Following the three-letter designation, after a dash, is a number, uniquely identifying the equipment. Different variants of the same equipment may be given an additional letter and other suffixes (for example, AN/SPY-1A, AN/SPY-1B, etc.), while entirely new equipment within the same category is given a new number (for example, AN/SPY-3).

Variants and training equipment[edit]

A suffix "(V)", parenthetical V, indicates variable components. A number may follow the parenthetical V to identify a specific configuration. Or the number will identify the precise quantity of equipment required for a specific configuration.

A suffix of "(P)", parenthetical P, indicates a plug in module or component of a system which changes the function, frequency, or characteristics.

A suffix of "(C)", parenthetical C, indicates NSA-controlled cryptographic/classified item.

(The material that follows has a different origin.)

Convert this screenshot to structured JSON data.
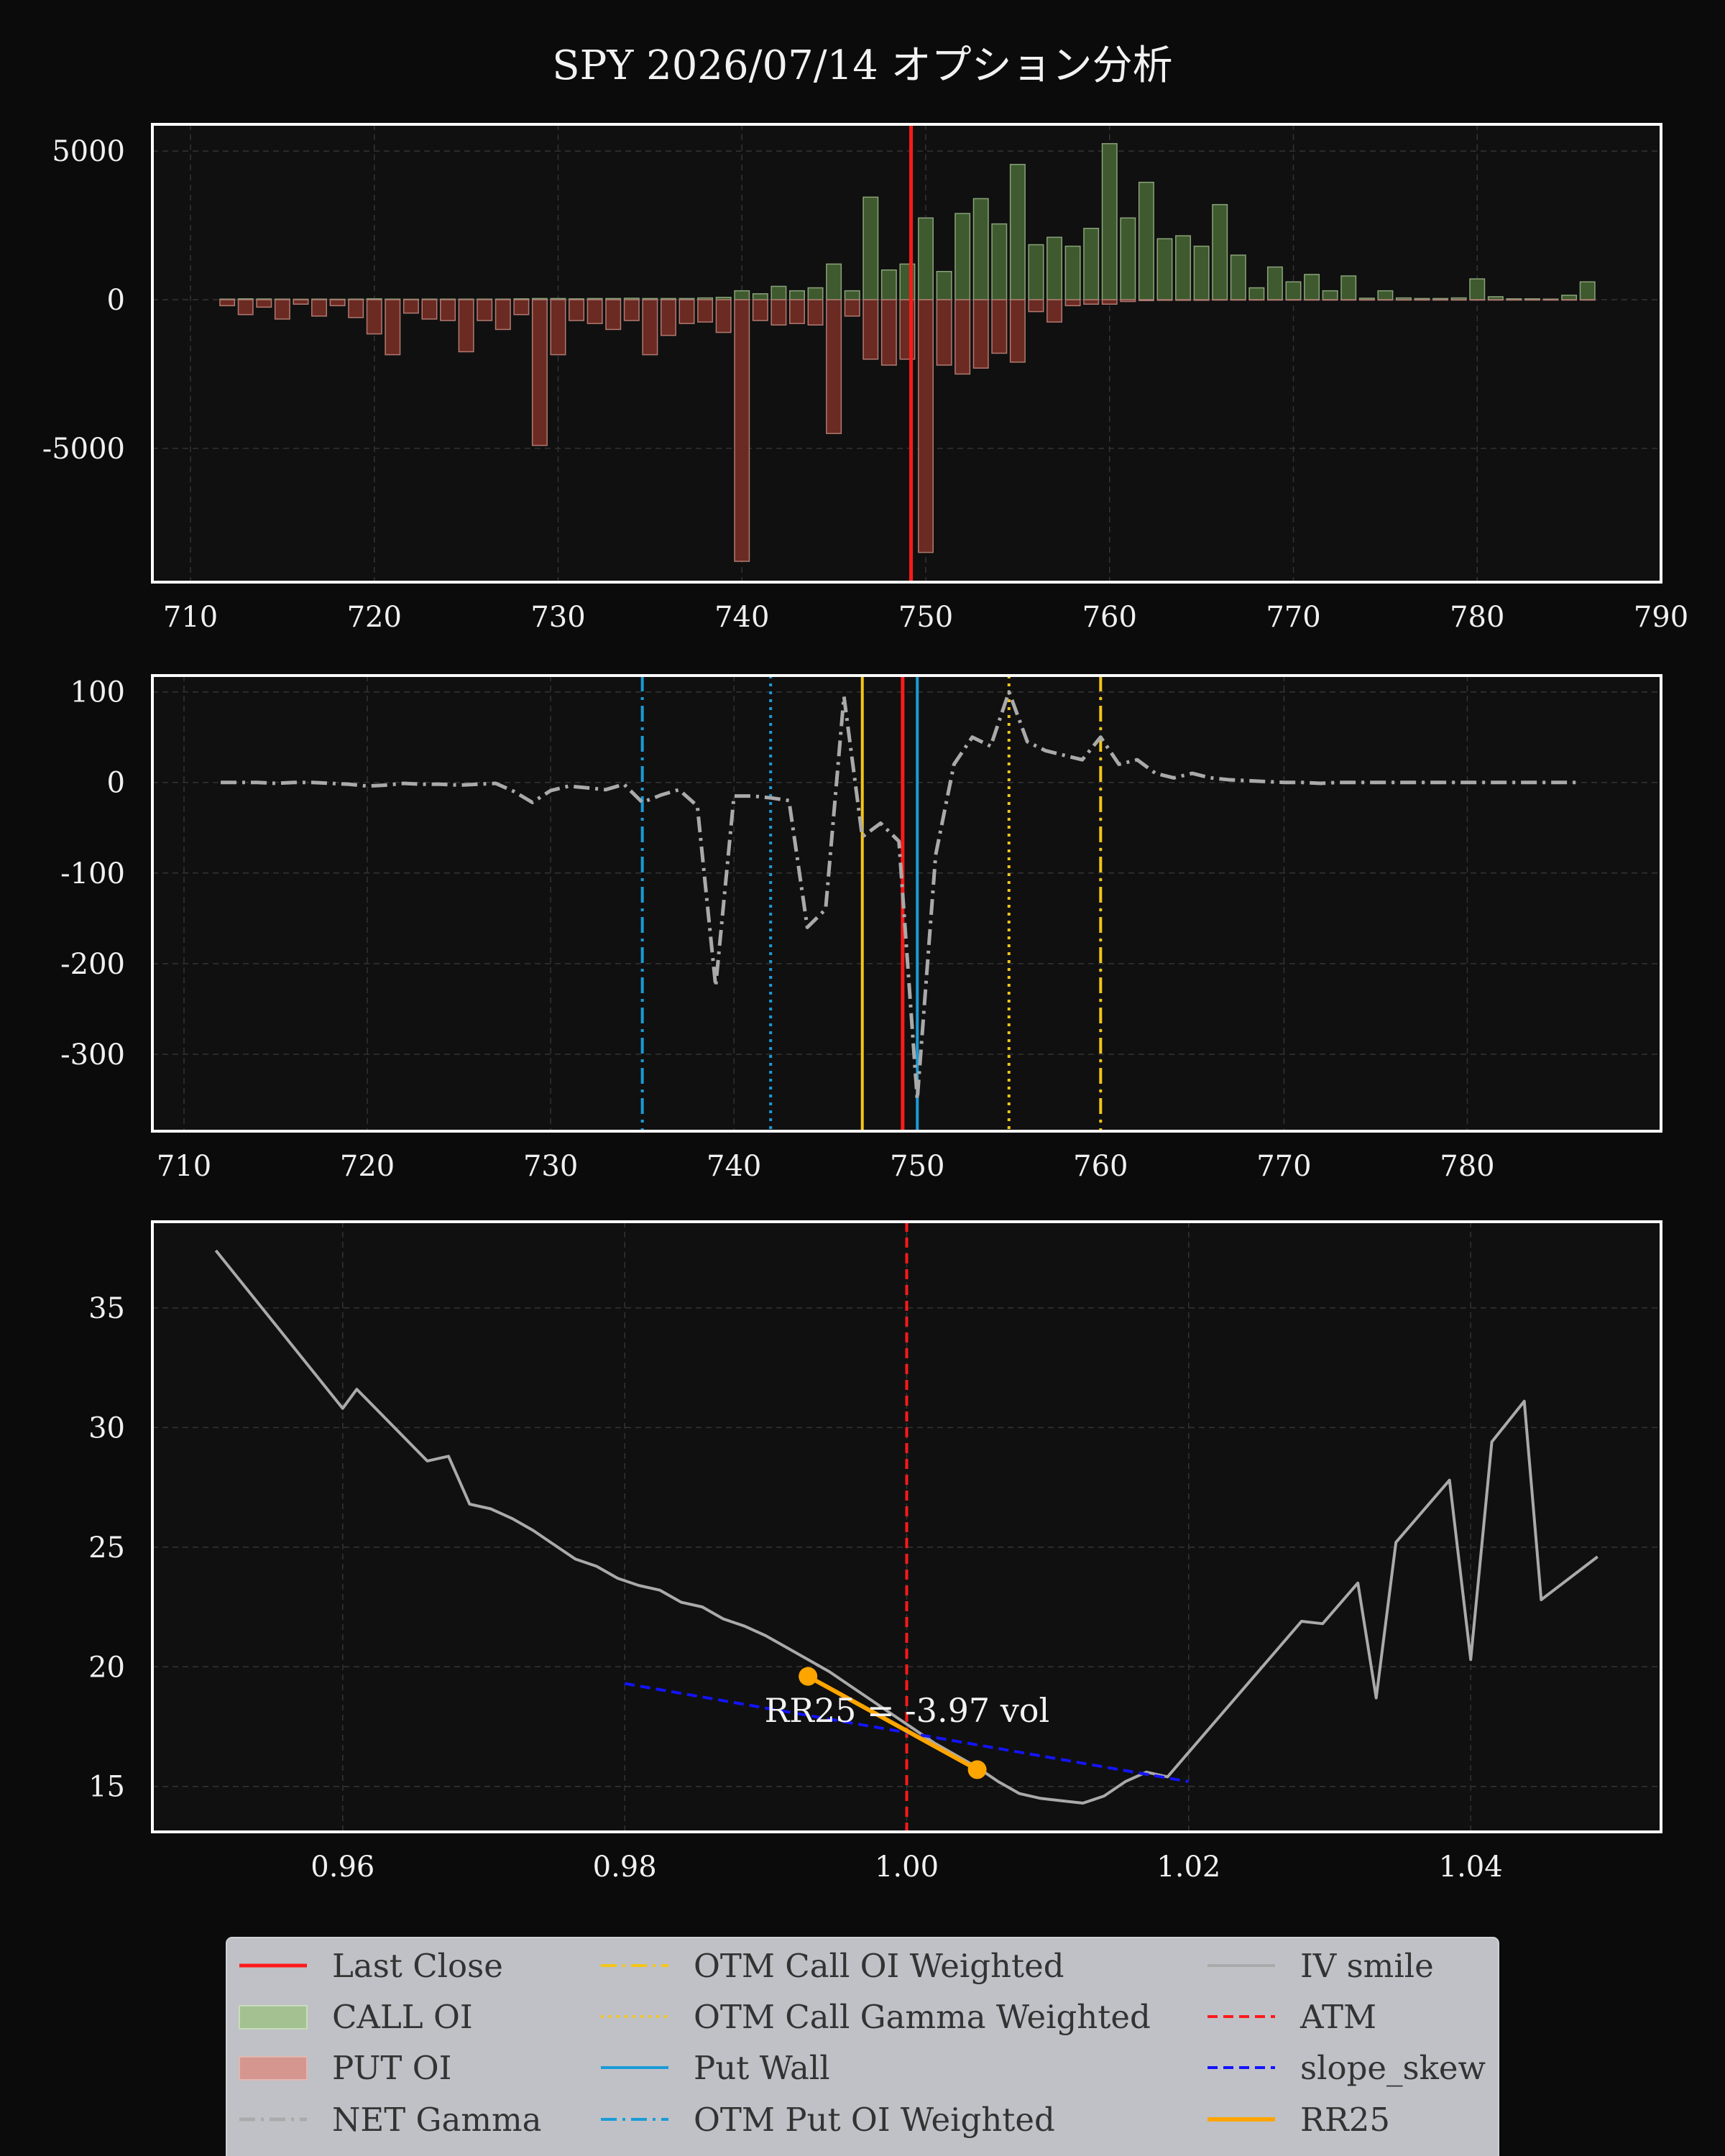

A suffix of "-T", dash T, indicates equipment designed to provide training in the operation of a specific set.

For example:

AN/ABC-1(V)4 would be the 4th variable of the AN/ABC-1 equipment. OT-1957(V)1/ABC-1(V) would be one OT-1957 required for the particular configuration. AN/ABC-1(C) would be an NSA-controlled cryptographic/classified item. R00(P)/ABC-1 would be a plug in module for the AN/ABC-1 equipment. AN/ABC-1-T1 would be the first training set for the AN/ABC-1 equipment.


Subsystems ("groups") are designated by a two letter code (without the AN/ prefix), followed by a number, followed by slash and one, two or three letters from the three letter codes for systems. For example, BA-1234/PRC would be a battery for portable radio sets. Some subsystems will have the designation for the system they belong to. For example, RT-859/APX-72 and C-6820/APX-72, the /APX-72 indicates both are part of the AN/APX-72 system.


JETDS was adopted 16 February 1943 by the Joint Communications Board for all new Army and Navy airborne, radio, and radar equipment. Over time it was extended to cover the Marine Corps and the Navy's ship, submarine, amphibious, and ground electronic equipment. When the Air Force was established as a separate department, it continued the use of the system for electronic equipment. JETDS was adopted by the United States Coast Guard in 1950, Canada in 1951 and the NSA in 1959 (though the NSA continued to use its own TSEC telecommunications security nomenclature[1]). In 1957 the U.S. Department of Defense approved a military standard for the nomenclature, MIL-STD-196. The system has been modified over time, with some types (e.g. carrier pigeon -B-) dropped and others (e.g. computers and cryptographic equipment) added. The latest version, MIL-STD-196F, was issued in 2013.

MIL-STD-196 Rev. History
Revision Date
Original 9 May 1957
A 16 September 1960
B 7 April 1965
C 22 April 1971
D 19 January 1985
E 17 February 1998
F 11 September 2013

See also[edit]


  • The US government's BINCS database currently assignes CAGE code 80058 to JETDS items.
  • The US government's system for input of Form DD-61 Request for Nomenclature is the Joint Electronic Type Designation Automated System (JETDAS).